I’ve been disheartened (though perhaps not shocked) to speak to clients who still have to navigate first-generation digital platforms to host messages that are never read.

Who are not trusted to create content without it being mangled and morphed into something they know audiences will not believe. How they have no strategic direction and are therefore unable to quantify progress (or lack of). Talented, passionate people who spend careers ticking boxes and keeping busy.

Surely, the job of the agency should first and foremost be to help our clients get the basics in place?

It may be sexier and more exciting to be looking beyond the horizon. And there is a place for that. But it will always be beyond the horizon if we cannot give our clients the tools, techniques, and talents they need to prove their worth and build on solid foundations.

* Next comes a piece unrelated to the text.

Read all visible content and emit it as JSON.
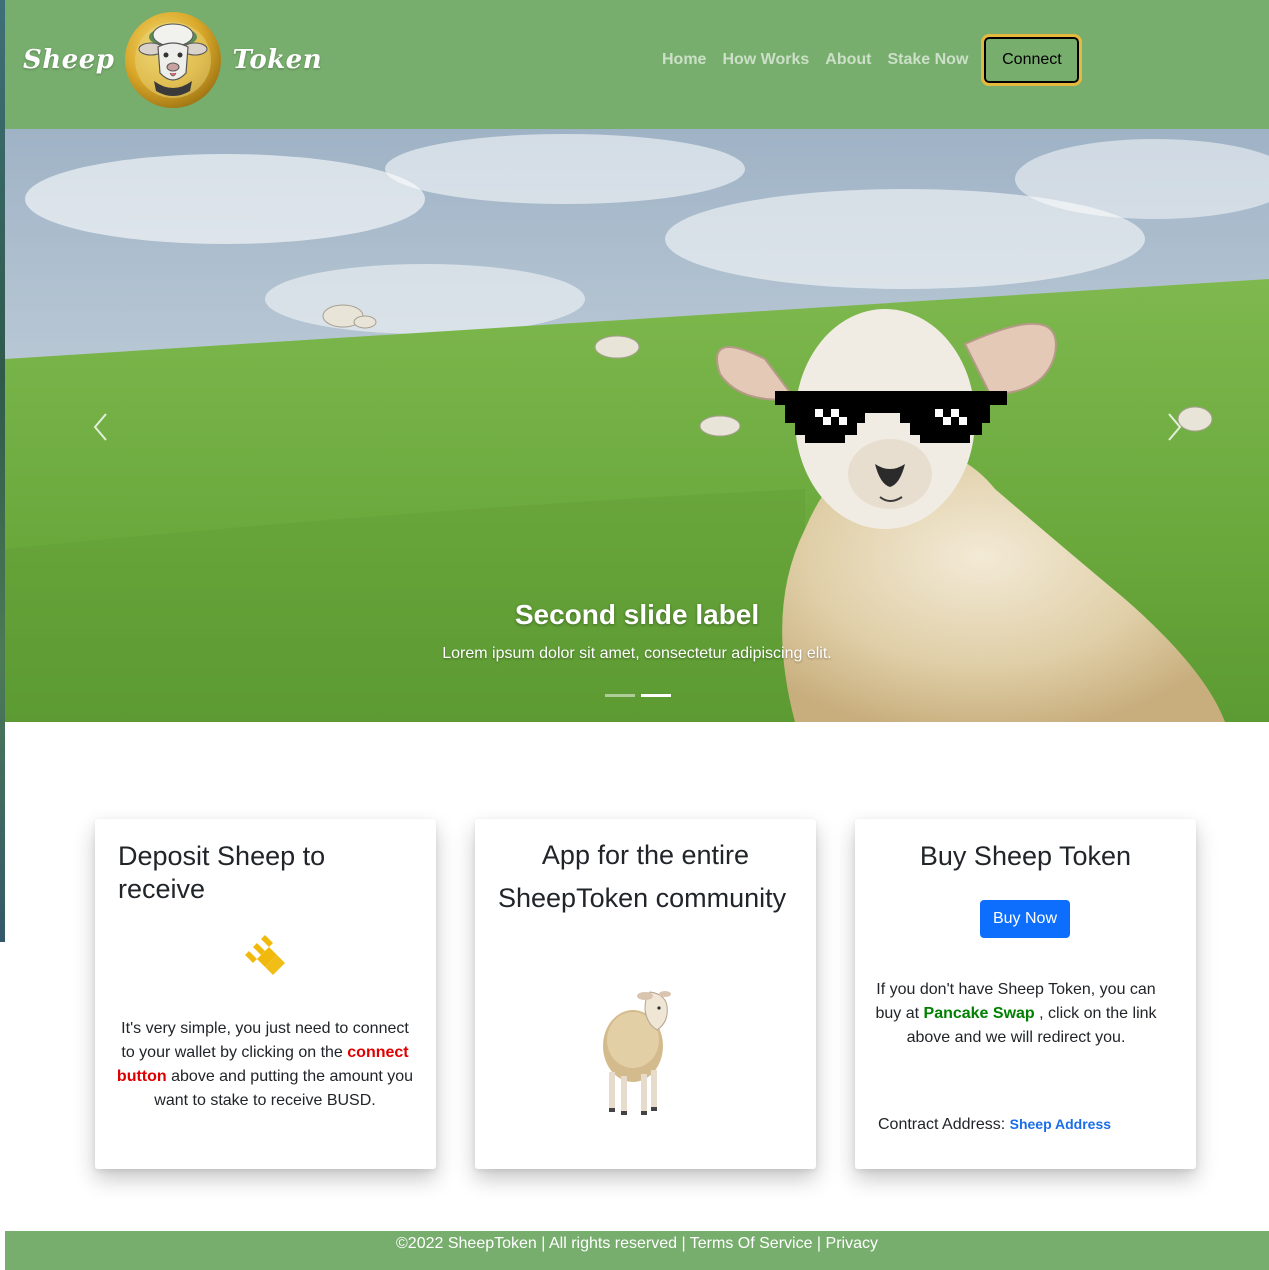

There is a real danger that many agencies could make themselves irrelevant to many clients. If they push products and services that do not address the immediate, basic needs of in-house practitioners, they will be given short shrift.

So, in 2020, it is beyond time for us to listen to all of our stakeholders. To our audiences and to our clients. Let’s make internal communications a customer-centric discipline.

A profession that has a keen focus on addressing the needs and priorities of our practitioners and audiences.